Read Oliver Willis's excellent summary and many reader comments over at his "Aprentice Watch" weblog.
We may never see another beer babe or bathroom humor beer commercial from a brewer again and we can blame (or thank) Janet Jackson. The King of Beers has decided it's time to tone down its commercials in response to the sudden increase in sensitivity to anything outside the perfect world of political correctness. Given the sad state of beer commercials, this may not be a bad thing in the long run. Some agencies just might be forced to actually be creative rather than make a horse fart or a dog bite a crotch.
Today marks the launch of Thalia's new magazine. Titled "Thalia," the magazine will target Latina girls with the usual topics such as beauty, fashion, celebtity gossip but carry an "inspirational" tone. The magazine is a joint venture between American Media Inc., Tommy Mottola and Thalia Sodi herself.
A recent survey on the hot topic of in-school advertising show opinions are sharply divided. While half say schools should be ad-free and half say it's OK, the study, by Harris Interactive/Kid Power Poll of Youth Marketers, found 64 percent think targeting kids in schools is "not very" or not at all" important yet 74 percent say in-school advertising is bound to increase.
It's the cash-strapped position of many schools that's the driving force behind schools considering the acceptance of advertising. School districts are being forced to reckon with faltering budgets and allowing the partiality of advertising in the door is one, albeit questionable, method of budget survival.
Opinions on the kinds of in-school adverting vary. For example, 84 percent believe sponsorship of sporting events is OK, 73 percent say school newspaper advertising is OK, 65 percent say corporate logos on school sports teams is OK. On the other hand, 69 percent say school bus advertising is not OK, 65 percent say text book cover advertising is not OK, 61 percent say lesson plan product integration is not OK and 54 percent say advertising in school event publications is not OK.
The debate over in-school advertising boils down to, like anything, whether it's done right or not. The ability of advertisers to "save" failing school curriculums with sponsorships is a positive but the execution of that sponsorship is the critical piece. The messaging has to be chosen and vetted very carefully.

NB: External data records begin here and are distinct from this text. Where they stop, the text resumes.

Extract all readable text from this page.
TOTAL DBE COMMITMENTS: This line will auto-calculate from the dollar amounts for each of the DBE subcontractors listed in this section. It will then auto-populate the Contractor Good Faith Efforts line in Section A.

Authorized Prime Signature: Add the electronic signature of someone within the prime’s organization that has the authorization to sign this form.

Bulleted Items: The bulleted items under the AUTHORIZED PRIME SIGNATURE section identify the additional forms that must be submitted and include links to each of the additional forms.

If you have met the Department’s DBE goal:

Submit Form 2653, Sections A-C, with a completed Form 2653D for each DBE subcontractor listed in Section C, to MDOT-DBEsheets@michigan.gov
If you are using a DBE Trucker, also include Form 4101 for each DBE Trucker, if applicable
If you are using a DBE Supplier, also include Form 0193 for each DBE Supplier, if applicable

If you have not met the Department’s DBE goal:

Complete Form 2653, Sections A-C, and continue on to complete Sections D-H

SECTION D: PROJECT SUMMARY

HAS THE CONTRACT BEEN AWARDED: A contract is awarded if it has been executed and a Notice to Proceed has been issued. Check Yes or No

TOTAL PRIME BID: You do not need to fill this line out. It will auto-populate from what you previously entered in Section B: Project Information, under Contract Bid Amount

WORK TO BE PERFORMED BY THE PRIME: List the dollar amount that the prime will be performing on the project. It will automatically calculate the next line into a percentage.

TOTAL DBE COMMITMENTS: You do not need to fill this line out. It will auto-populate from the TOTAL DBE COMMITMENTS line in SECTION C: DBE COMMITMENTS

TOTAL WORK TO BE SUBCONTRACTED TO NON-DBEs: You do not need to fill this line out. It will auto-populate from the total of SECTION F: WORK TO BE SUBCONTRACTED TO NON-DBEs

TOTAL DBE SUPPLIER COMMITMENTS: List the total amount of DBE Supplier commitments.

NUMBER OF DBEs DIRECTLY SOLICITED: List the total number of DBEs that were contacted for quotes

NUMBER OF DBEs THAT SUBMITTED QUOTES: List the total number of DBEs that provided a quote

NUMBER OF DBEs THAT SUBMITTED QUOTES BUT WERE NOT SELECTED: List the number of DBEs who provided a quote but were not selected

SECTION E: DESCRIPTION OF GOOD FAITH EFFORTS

Interep, a sales rep firm, has announced plans to sell combination buys across its radio and online properties. The firm claims radio and online work well together as the two media are commonly consumed in tandem. Interep sales reps will be trained to embrace and sell this new integrated offering and be tasked with selling directly to the client.
This end-run around the agency combined with the natural tendency of most media buyers to break up combos to suit their client's individual needs, makes this offering, while admirable, shaky at best.